A pesar de ello y sin lugar a dudas, lo más loable en esta hazaña ha sido la capacidad de recuperase cuando muchos los daban por 'muertos' (entre ellos el 71% de los encuestados en este blog). Para ello me quedo con una frase de Sergio Scariolo que he escuchado hoy:
"No nos han matado, nos han puesto a vivir".Esas críticas y falta de confianza, no hizo más que encender la chispa 'apagada' de esta selección. Esa inercia que les hace jugar así, "defendiendo como uno y atacando como cinco".

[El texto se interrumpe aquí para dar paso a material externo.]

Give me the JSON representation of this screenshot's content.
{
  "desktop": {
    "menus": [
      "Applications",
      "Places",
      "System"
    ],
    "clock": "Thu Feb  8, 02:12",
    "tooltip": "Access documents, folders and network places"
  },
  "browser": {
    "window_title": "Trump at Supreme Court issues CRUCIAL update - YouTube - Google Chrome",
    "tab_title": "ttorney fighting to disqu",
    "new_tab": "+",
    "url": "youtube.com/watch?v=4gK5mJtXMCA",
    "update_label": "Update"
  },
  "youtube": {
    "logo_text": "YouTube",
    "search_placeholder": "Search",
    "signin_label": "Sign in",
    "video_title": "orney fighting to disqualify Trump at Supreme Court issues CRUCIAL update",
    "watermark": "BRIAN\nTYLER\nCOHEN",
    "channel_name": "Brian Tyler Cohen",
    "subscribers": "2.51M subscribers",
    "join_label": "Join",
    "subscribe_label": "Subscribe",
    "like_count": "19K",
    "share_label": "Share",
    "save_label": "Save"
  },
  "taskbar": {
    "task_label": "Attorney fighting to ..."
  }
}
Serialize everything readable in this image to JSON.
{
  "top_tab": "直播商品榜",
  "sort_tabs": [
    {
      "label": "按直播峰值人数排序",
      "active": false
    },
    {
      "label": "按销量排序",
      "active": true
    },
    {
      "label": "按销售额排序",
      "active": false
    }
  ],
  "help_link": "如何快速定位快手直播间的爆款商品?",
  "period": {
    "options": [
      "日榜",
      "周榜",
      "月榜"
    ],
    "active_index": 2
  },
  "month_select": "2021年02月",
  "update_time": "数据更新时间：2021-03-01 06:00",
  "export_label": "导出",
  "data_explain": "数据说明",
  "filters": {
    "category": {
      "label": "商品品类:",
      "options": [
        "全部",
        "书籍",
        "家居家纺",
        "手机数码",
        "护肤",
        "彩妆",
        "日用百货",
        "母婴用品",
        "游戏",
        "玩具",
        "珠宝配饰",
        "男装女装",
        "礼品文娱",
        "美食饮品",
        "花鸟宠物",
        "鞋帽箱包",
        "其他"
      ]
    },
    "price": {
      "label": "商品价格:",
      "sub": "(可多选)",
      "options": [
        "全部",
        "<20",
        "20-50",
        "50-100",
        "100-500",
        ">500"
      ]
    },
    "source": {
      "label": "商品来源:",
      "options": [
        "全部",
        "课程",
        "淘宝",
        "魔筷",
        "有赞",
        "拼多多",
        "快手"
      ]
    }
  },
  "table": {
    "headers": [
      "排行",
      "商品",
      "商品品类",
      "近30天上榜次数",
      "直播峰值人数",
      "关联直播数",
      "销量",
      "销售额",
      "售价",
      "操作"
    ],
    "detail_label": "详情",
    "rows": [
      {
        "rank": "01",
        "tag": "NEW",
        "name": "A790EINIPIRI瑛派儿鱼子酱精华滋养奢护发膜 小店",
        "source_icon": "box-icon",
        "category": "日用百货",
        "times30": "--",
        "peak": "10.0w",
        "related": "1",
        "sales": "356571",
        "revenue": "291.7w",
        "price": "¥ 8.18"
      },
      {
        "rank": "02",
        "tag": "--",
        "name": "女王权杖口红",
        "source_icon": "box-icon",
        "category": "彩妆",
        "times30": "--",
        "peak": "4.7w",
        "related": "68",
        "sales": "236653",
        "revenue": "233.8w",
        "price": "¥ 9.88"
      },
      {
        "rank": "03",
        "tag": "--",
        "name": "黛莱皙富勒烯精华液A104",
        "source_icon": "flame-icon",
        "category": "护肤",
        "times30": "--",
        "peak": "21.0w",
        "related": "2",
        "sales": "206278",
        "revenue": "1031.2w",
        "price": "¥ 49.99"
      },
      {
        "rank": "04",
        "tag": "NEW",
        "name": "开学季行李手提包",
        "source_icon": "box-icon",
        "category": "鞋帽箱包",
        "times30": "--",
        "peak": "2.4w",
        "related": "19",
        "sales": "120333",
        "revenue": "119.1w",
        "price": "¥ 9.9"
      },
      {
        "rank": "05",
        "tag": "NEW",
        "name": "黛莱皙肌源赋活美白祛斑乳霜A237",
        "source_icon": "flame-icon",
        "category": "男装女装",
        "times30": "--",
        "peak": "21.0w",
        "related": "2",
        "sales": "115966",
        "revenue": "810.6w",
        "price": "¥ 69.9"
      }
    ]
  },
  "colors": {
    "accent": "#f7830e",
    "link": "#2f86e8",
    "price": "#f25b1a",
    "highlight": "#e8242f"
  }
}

Un capítulo aparte en esta historia merece Pau Gasol, quien tras más de 100 partidos en la NBA y una lesión nada más comenzar la preparación cortándole el ritmo tras su merecido (y corto) descanso; descartó el camino fácil, que hubiera sido retirarse a las playas de California o a su Sant Boi natal a saborear el anillo logrado; optando por quedarse con esa segunda familia llamada Selección, donde fue aumentando progresivamente su nivel hasta cotas que nunca habíamos visto en un jugador europeo.
Asimismo, me da que pensar que cualquier jugador de la NBA en su puesto, no hubiera sido capaz de lograr lo que él ha hecho con esta selección. Sólo me imagino a uno y se llama Tim Duncan.
Estos chicos son campeones de Europa. Pero por encima de todo son un grupo humano, personas que ensalzan algunos de los valores por los que merece la pena vivir esta vida: altruismo; sacrificio y superación.